You will still need to get the browser to trust that via an exception (generally works better in Firefox) and you might need to save config and reload the controller for it to take effect.

Note the warning in the config guide:
https://www.cisco.com/c/en/us/td/docs/wireless/controller/8-5/config-guide/b_cg85/administration_of_cisco_wlc.html

Note

We recommend that you use the controller GUI on a browser loaded with webadmin certificate (third-party certificate). We also recommend that you do not use the controller GUI on a browser loaded with self-signed certificate. Some rendering issues have been observed on Google Chrome (73.0.3675.0 or a later version) with self-signed certificates. For more information, see CSCvp80151.

You have 2 issues here.

1. As @Rich R mentioned, you have used a 3rd party certificate for web admin which has been expired a long back. So you either need to get a new cert or else use the locally generated certificate. If you want to use local cert, the command has been already shared with you.

2. high ciphers are disabled - which is not going to be liked by most of the browsers in today's date - 
Secure Web Mode Cipher-Option High.......... Disable ============> This should be enabled.

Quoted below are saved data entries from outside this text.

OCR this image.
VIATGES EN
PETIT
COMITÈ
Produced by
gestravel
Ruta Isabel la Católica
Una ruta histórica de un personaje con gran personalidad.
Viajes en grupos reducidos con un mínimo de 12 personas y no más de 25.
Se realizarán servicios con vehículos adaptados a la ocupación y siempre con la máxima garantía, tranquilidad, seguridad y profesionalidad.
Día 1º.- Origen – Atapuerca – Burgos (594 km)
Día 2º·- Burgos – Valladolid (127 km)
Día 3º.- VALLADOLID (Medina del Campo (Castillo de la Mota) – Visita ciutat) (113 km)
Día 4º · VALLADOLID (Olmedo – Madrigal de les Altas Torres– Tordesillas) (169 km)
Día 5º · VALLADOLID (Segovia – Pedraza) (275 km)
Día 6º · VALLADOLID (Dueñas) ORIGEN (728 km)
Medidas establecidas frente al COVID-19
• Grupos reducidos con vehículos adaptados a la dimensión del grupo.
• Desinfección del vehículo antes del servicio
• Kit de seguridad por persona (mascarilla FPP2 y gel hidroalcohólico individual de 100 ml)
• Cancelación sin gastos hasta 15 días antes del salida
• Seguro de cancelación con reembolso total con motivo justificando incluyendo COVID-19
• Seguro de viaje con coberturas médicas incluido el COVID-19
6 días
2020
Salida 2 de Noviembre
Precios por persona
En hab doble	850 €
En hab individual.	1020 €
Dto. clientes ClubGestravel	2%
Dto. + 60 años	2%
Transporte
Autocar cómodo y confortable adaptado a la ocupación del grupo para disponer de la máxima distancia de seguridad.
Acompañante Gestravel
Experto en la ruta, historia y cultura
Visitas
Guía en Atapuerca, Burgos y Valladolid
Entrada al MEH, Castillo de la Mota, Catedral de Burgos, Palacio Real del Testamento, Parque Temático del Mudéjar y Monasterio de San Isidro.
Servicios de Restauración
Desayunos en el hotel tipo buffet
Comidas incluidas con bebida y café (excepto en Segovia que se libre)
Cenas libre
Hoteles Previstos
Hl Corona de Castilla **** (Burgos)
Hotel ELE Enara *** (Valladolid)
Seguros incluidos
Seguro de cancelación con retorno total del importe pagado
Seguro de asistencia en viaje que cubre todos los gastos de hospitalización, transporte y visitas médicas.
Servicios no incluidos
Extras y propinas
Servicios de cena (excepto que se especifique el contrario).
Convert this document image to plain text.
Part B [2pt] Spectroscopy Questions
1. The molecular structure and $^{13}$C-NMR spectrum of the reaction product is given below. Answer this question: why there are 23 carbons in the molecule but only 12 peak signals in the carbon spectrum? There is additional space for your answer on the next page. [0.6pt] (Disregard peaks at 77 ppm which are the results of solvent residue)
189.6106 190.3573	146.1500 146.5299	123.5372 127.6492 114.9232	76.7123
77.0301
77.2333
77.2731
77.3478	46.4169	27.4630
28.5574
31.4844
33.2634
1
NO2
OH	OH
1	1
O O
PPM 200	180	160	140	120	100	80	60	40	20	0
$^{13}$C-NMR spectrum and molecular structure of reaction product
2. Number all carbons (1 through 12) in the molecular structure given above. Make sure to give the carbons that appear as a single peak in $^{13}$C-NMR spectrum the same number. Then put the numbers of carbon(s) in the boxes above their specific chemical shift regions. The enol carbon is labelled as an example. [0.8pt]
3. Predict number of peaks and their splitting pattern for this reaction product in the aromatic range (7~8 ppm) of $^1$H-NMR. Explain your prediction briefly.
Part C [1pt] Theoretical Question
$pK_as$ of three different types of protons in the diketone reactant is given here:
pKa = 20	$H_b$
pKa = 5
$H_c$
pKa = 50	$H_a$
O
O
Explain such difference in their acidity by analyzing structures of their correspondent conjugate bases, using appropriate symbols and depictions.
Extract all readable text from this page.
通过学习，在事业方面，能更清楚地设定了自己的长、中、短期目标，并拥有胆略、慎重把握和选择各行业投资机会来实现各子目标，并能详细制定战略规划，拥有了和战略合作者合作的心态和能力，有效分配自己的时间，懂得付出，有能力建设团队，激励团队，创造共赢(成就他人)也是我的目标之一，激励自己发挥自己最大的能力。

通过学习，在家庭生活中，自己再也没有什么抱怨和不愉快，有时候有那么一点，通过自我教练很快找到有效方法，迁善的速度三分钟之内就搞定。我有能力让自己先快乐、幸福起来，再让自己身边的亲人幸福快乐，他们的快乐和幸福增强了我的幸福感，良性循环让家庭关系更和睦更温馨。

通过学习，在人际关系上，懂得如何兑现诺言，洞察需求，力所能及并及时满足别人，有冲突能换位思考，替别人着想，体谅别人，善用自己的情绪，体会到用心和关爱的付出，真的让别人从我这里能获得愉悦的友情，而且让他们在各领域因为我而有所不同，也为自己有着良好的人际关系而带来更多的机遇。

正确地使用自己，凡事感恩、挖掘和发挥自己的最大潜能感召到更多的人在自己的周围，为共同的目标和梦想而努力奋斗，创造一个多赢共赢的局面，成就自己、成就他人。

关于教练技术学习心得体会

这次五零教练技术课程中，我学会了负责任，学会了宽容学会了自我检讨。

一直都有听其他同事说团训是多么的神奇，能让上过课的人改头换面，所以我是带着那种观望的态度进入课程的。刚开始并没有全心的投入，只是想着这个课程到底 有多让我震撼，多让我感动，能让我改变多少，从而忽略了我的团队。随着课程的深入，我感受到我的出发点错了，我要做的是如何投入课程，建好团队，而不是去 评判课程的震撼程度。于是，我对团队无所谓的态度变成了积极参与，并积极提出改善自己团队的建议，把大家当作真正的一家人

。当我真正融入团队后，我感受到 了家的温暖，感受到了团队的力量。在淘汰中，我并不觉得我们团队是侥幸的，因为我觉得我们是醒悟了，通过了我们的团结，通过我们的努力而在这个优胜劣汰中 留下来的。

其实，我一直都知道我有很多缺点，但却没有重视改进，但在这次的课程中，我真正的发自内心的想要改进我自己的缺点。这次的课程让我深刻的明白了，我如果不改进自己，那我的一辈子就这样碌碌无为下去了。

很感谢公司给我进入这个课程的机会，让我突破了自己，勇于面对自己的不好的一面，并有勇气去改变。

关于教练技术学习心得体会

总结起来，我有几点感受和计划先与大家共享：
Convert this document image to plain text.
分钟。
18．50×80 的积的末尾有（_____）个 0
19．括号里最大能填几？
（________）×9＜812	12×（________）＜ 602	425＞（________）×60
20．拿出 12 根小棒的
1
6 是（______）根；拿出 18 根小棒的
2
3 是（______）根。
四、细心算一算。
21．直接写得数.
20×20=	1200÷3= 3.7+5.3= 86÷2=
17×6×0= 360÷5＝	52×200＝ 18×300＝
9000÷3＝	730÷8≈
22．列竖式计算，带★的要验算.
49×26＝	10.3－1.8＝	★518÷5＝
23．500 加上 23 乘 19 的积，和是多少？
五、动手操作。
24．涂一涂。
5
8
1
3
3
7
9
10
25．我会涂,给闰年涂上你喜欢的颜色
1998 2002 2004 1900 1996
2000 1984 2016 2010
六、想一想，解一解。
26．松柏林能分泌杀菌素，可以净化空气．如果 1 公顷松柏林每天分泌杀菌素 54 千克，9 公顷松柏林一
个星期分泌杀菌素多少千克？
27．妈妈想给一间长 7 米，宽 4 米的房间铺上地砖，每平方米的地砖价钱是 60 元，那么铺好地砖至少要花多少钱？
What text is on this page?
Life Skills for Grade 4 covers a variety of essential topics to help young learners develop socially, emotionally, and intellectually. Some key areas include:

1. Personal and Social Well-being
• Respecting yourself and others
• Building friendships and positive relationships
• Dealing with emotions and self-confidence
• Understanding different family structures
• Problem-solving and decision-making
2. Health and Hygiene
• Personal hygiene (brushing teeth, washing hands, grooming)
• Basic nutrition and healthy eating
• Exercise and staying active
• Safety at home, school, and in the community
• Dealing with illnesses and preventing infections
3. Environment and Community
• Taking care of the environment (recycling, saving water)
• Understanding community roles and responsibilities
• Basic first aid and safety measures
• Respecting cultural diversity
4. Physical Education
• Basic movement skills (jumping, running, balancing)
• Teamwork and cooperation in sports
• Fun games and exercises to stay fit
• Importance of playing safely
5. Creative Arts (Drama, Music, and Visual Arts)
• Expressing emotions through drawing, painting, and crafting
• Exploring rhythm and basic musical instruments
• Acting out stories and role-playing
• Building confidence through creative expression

So if you go ahead and use local cert on WLC and enable the ciphers, the output will be similar to this - 

(Cisco Controller) >show certificate summary 

Web Administration Certificate................... 3rd Party
Web Authentication Certificate................... Locally Generated
Certificate compatibility mode:.................. off
Lifetime Check Ignore for MIC ................... Disable
Lifetime Check Ignore for SSC ................... Disable

(Cisco Controller) >show certificate webadmin

Show Web Admin!
WebAdmin Device Certificate details:
     Subject Name :
         C=US, O=Cisco Systems Inc., OU=DeviceSSL (WebAdmin), CN=10.105.193.117
     Issuer Name :
         C=US, O=Cisco Systems Inc., OU=DeviceSSL (WebAdmin), CN=10.105.193.117
     Serial Number (Hex):
         0DB44F5C

     Validity :
         Start : Aug 14 00:00:01 2024 GMT
         End   : Aug 14 00:00:01 2034 GMT

     Signature Algorithm :
         sha256WithRSAEncryption
     Hash key :
         SHA1 Fingerprint  : ec:ed:06:e4:27:d1:6c:7a:25:6d:64:5c:a7:25:b5:4d:39:00:6d:48
         SHA256 Fingerprint  : d3:60:93:a0:d3:20:09:36:90:21:4e:e2:87:25:f4:bd:fe:7c:42:c4:ee:e1:4e:de:9d:a5:ac:24:93:e0:56:d0

(Cisco Controller) >show network summary

RF-Network Name............................. Test3504
DNS Server IP............................... 0.0.0.0
Web Mode.................................... Enable
Secure Web Mode............................. Enable
HSTS Mode................................... Disable
Secure Web Mode Cipher-Option High.......... Enable
Secure Web Mode SSL Protocol................ Disable

Generating local cert as well as enabling high ciphers needs a reload of WLC. So you can plan and get these done in a single reload.

Except it will be Web Administration Certificate not Web Authentication Certificate showing as Locally Generated <smile>

Thanks Rich for pointing that out. Edited with more info.

@Scott Fella 
Thank you for support . I tried from url but still cannot access WLC GUI.